An enormously entertaining book, Born to Run had a profound impact on how I thought about running. What resonated with me more than anything else is McDougall’s “endurance running hypothesis” – that human beings evolved in a way that resulted in them becoming uniquely designed to run long distances. Cheetahs, antelope, and jackrabbits are designed to sprint; humans are designed to run for miles and miles.
I had never thought of myself as an entity whose evolutionary purpose might be to run. But reorienting my personal reality to this possibility, particularly at a time when my ever-expanding waistline was simultaneously causing me to loathe myself, led me back to the running world. I somehow convinced myself that my natural human state required me to run; sitting behind a desk 12-14 hours a day was the aberrant behavior.
In October 2010, my prosthetist made me a new running leg. I tried running before the end of the year and quickly injured my back, which shelved me for the balance of the year. Early 2011 saw me traveling more for work than ever before, and between time spent in airports, hotels, and meetings, I couldn’t launch my new running initiative until late May/early June of this year.
I started short and slow – 1.5 miles with no goal other than to finish, no more than 3 times a week. Aside from distance, I prohibited all data collection – no stopwatch, no heart monitor – nothing.
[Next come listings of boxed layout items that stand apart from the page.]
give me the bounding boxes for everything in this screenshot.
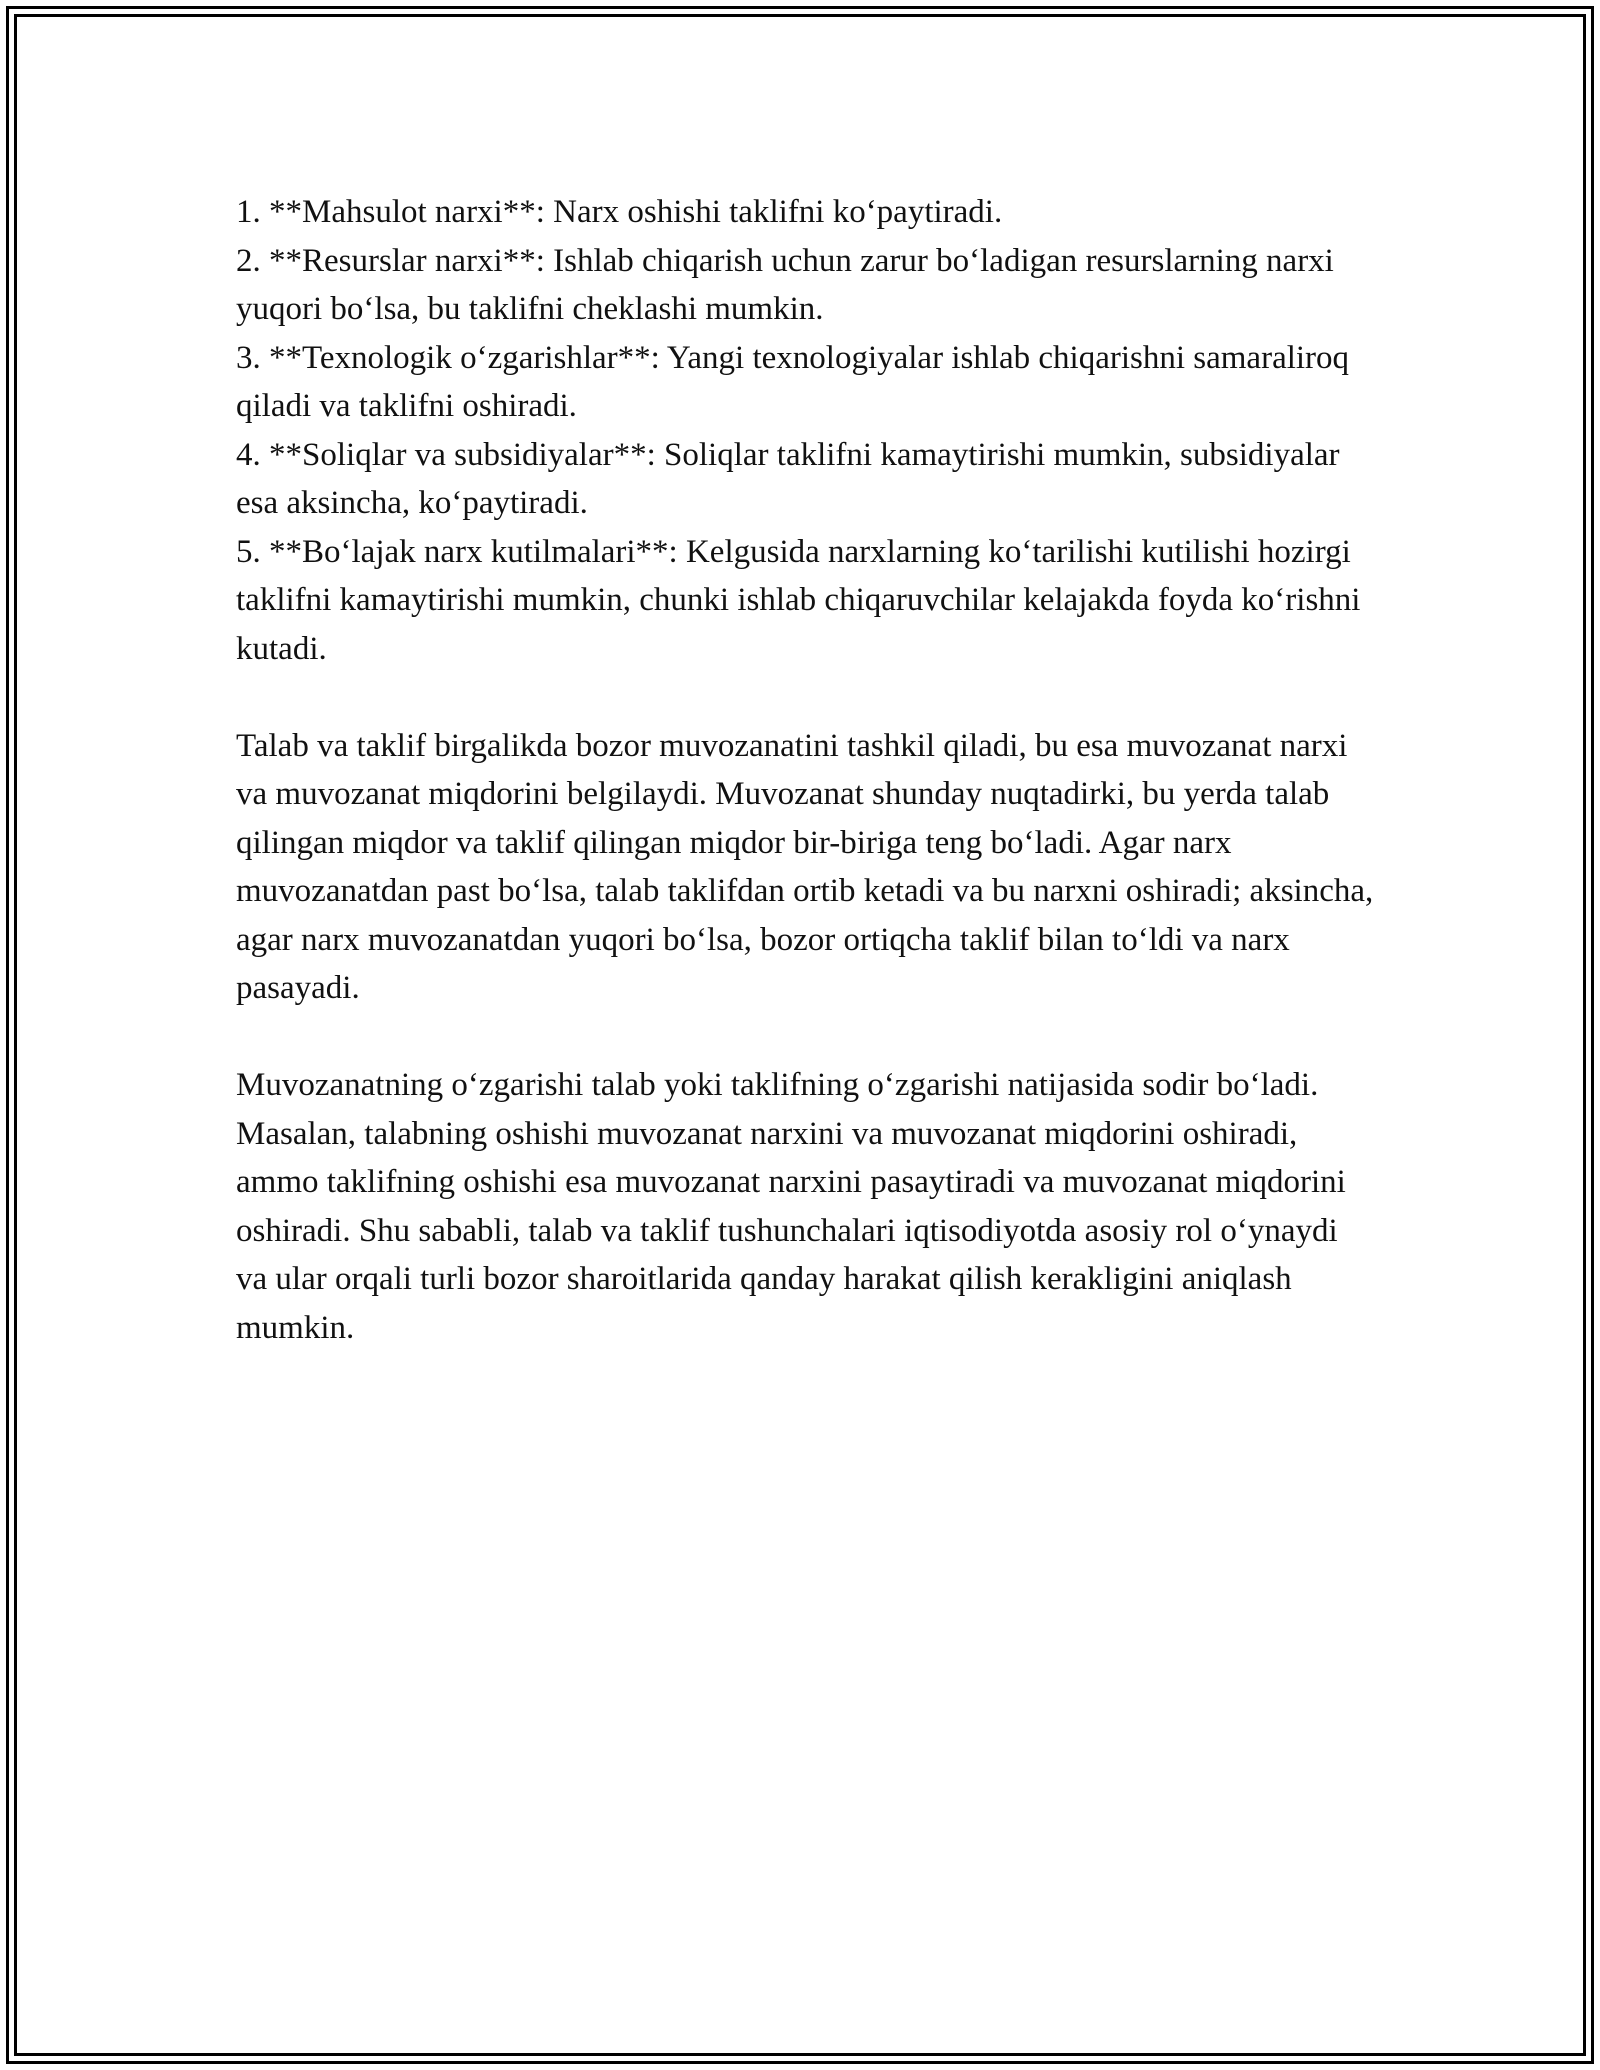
paragraph-market-equilibrium: Talab va taklif birgalikda bozor muvozanatini tashkil qiladi, bu esa muvozanat narxi va muvozanat miqdorini belgilaydi. Muvozanat shunday nuqtadirki, bu yerda talab qilingan miqdor va taklif qilingan miqdor bir-biriga teng boʻladi. Agar narx muvozanatdan past boʻlsa, talab taklifdan ortib ketadi va bu narxni oshiradi; aksincha, agar narx muvozanatdan yuqori boʻlsa, bozor ortiqcha taklif bilan toʻldi va narx pasayadi.	[236, 727, 1374, 1006]
document-body	[236, 188, 1376, 1352]
list-item: 4. **Soliqlar va subsidiyalar**: Soliqlar taklifni kamaytirishi mumkin, subsidiyalar esa aksincha, koʻpaytiradi.	[236, 436, 1340, 521]
list-item: 3. **Texnologik oʻzgarishlar**: Yangi texnologiyalar ishlab chiqarishni samaraliroq qiladi va taklifni oshiradi.	[236, 339, 1350, 424]
list-item: 2. **Resurslar narxi**: Ishlab chiqarish uchun zarur boʻladigan resurslarning narxi yuqori boʻlsa, bu taklifni cheklashi mumkin.	[236, 242, 1334, 327]
list-item: 1. **Mahsulot narxi**: Narx oshishi taklifni koʻpaytiradi.	[236, 194, 1003, 230]
numbered-list	[236, 188, 1376, 673]
paragraph-equilibrium-change: Muvozanatning oʻzgarishi talab yoki taklifning oʻzgarishi natijasida sodir boʻladi. Masalan, talabning oshishi muvozanat narxini va muvozanat miqdorini oshiradi, ammo taklifning oshishi esa muvozanat narxini pasaytiradi va muvozanat miqdorini oshiradi. Shu sababli, talab va taklif tushunchalari iqtisodiyotda asosiy rol oʻynaydi va ular orqali turli bozor sharoitlarida qanday harakat qilish kerakligini aniqlash mumkin.	[236, 1067, 1346, 1346]
list-item: 5. **Boʻlajak narx kutilmalari**: Kelgusida narxlarning koʻtarilishi kutilishi hozirgi taklifni kamaytirishi mumkin, chunki ishlab chiqaruvchilar kelajakda foyda koʻrishni kutadi.	[236, 533, 1361, 667]
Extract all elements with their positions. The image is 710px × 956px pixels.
I also excluded all potential distractions – no headphones or anything else that could divert my attention from what I was feeling as each foot struck the ground. (The only exception to this rule is when I’m forced to run on a treadmill (i.e., when I’m traveling for work and in unfamiliar territory). There, I permit myself music to (a) keep myself from dying of boredom, and (b) to distract myself from the stopwatch that’s staring me down, beckoning me back to my State 2 Intent.)
And a funny thing happened: even as I railed about how much I hate running, even as I said that the best part of it was finishing, the 20, 30, 40, 60, 80 minutes – I’m estimating; no stopwatch – I spent on the road became a necessary part of my life. My goal had shifted – I ran because I wanted to run.
I don’t have a Big Race planned for the future. In fact, I’ve become increasingly hostile about the possibility of running in a race because it threatens to undercut the entire philosophy that has led me back to an activity that has become an essential part of my life.
I steadfastly refuse to time my runs today, focusing instead on the value of the activity for its own sake. Deciding that a run is “good” or “bad” based on a time would now ruin the entire experience. While I have some sense that I’m running better and faster at 42 than I ever did at 32, it doesn’t really matter. Some of my “best” runs have been those that I suffered through mightily, feeling like garbage every step of the way. The 8-miler I knocked off yesterday falls into that category. The last few miles felt like someone had strapped 5-pound weights to my ankles and I lurched to the finish looking, I imagine, like a broken Rube Goldberg machine.
But I did something I had never done before. Ever.
When it comes to running, for me intent is everything. While I regret having not figured this out earlier in my life, I’m happy that I learned it before it was too late.